Vikram Srinivasan, head of spot product at 360T, argues that using technology to reverse the trend of liquidity fragmentation in FX will ultimately benefit market participants.
One of the unique things about FX as an asset class is the range of participants it attracts and the diversity of their trading intentions.
Unlike equities, for example – where assets are generally bought and held in the expectation that their value will increase – participants approach the FX market for a wide variety of reasons: to meet payrolls outside of their domestic jurisdictions, hedge existing international exposures, facilitate investment in foreign assets, diversify portfolios with non-correlated assets, speculate on geopolitical events. The list is extensive.
Such diversity of intentions also means there is an equally wide array of expected outcomes to be catered for, such as transparent execution, the prevention of information dissemination, low-market footprint, passive execution, private negotiation, and so on.
To accommodate this, FX venues have traditionally created distinct market models specifically designed to suit the varied intentions and expected outcomes of different types of trading activity. And, while this approach makes sense, because this diversity creates a genuine need for different market models, the problem lies in the implementation of these different models having effectively walled off the liquidity within each model.

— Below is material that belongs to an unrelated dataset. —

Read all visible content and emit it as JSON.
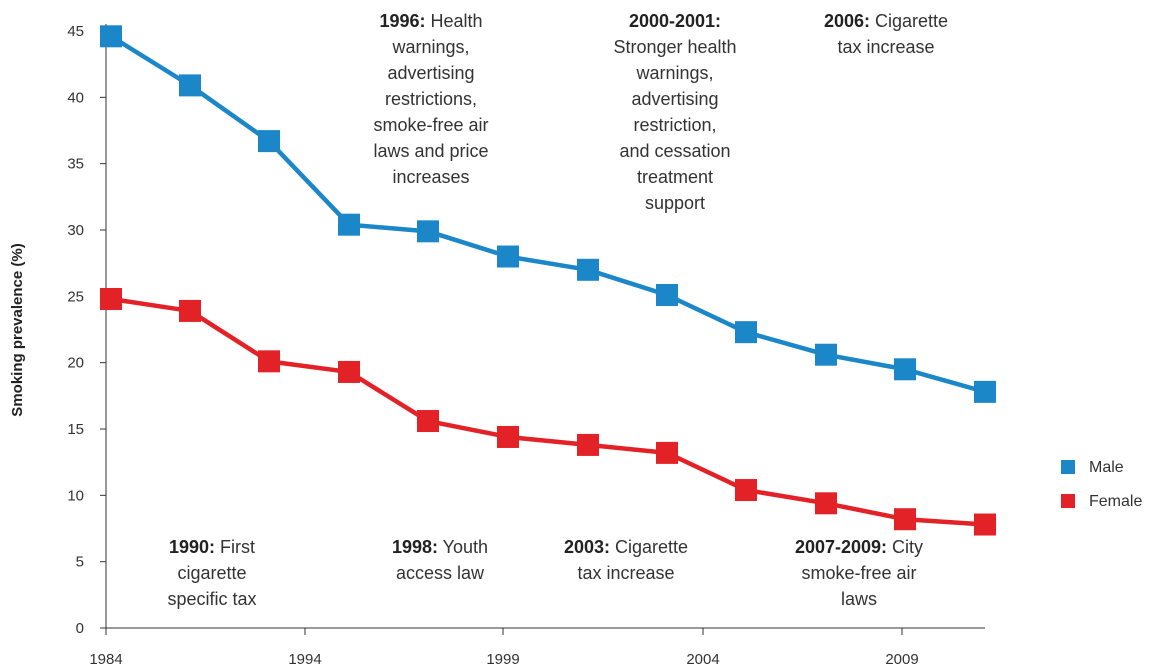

These artificial barriers to access and participation are compounded by more fundamental constraints around credit, and the result of this is that liquidity has become more fragmented, which is clearly not optimal for facilitating efficient risk exchange.
Bridging liquidity pools
There is a sense that the FX market has tolerated this trade-off, but clearly a better solution would be to enable this liquidity to interact without compromising expected outcomes or affecting trading styles.
Fortunately, just as technology has fragmented liquidity pools, it can also be used to bridge them. Today we see an opportunity for technology to be used to consolidate and enhance liquidity, by preserving and standardising the access that fostered such unique liquidity within each market model. Efficient utilisation of credit further enhances the potential benefits to liquidity.
For example, imagine a lit book that offers transparent executions also offering discreet offset among large dark risk at the mid of the lit book without impacting the print. Imagine further that the large risk preserves the queue position and opportunity for passive execution through safe and controlled display of interest within the lit book. This is just one possibility that such a technology consolidation could enable.
But, in reality, this is more than just a technology proposition.
Understanding the value proposition
For starters, there needs to be a significant amount of unique liquidity and a wide variety of market participants with uncorrelated order flow available to make the endeavour worthwhile. There is a clear and important difference between a franchise that already offers a value proposition for a range of different client types that are executing through anonymous and disclosed channels, and a historically anonymous venue that is now leveraging its pipes to offer a point-to-point utility service between its few existing, and largely similar, participants.
The real value lies in bringing together the participants that have historically driven much of the spot FX trading on the active market venues and electronic communications networks with the buy-side franchises that typically do not trade on these platforms. To this end, there has been some debate in the FX industry around whether disclosed trading volumes have grown at the expense of anonymous trading. But perhaps this is the wrong lens through which to view this market. Rather than thinking of it as a zero-sum game, imagine if these liquidity pools could safely and effectively interact with each other, creating symbiotic growth.
While the first step is to begin linking pools of spot liquidity, the goal must be to integrate other products as well. FX futures and non-deliverable forwards are the most obvious candidates, given the relevance they have for price discovery and hedging within the FX market. A consolidated technology vehicle can allow liquidity to seamlessly float between these markets through synthetic instruments, for example.
As an industry, we have spent years building out these siloed pools of liquidity that cater to the specific needs of different market participants, becoming ever-more proficient at catering to their specific execution demands. The next stage of evolution is to stitch these fragmented pools together through unified, high-performance technology that protects the different interests of these market participants, creating a marketplace that will add more value than the sum of its constituents.
And this evolution has already begun.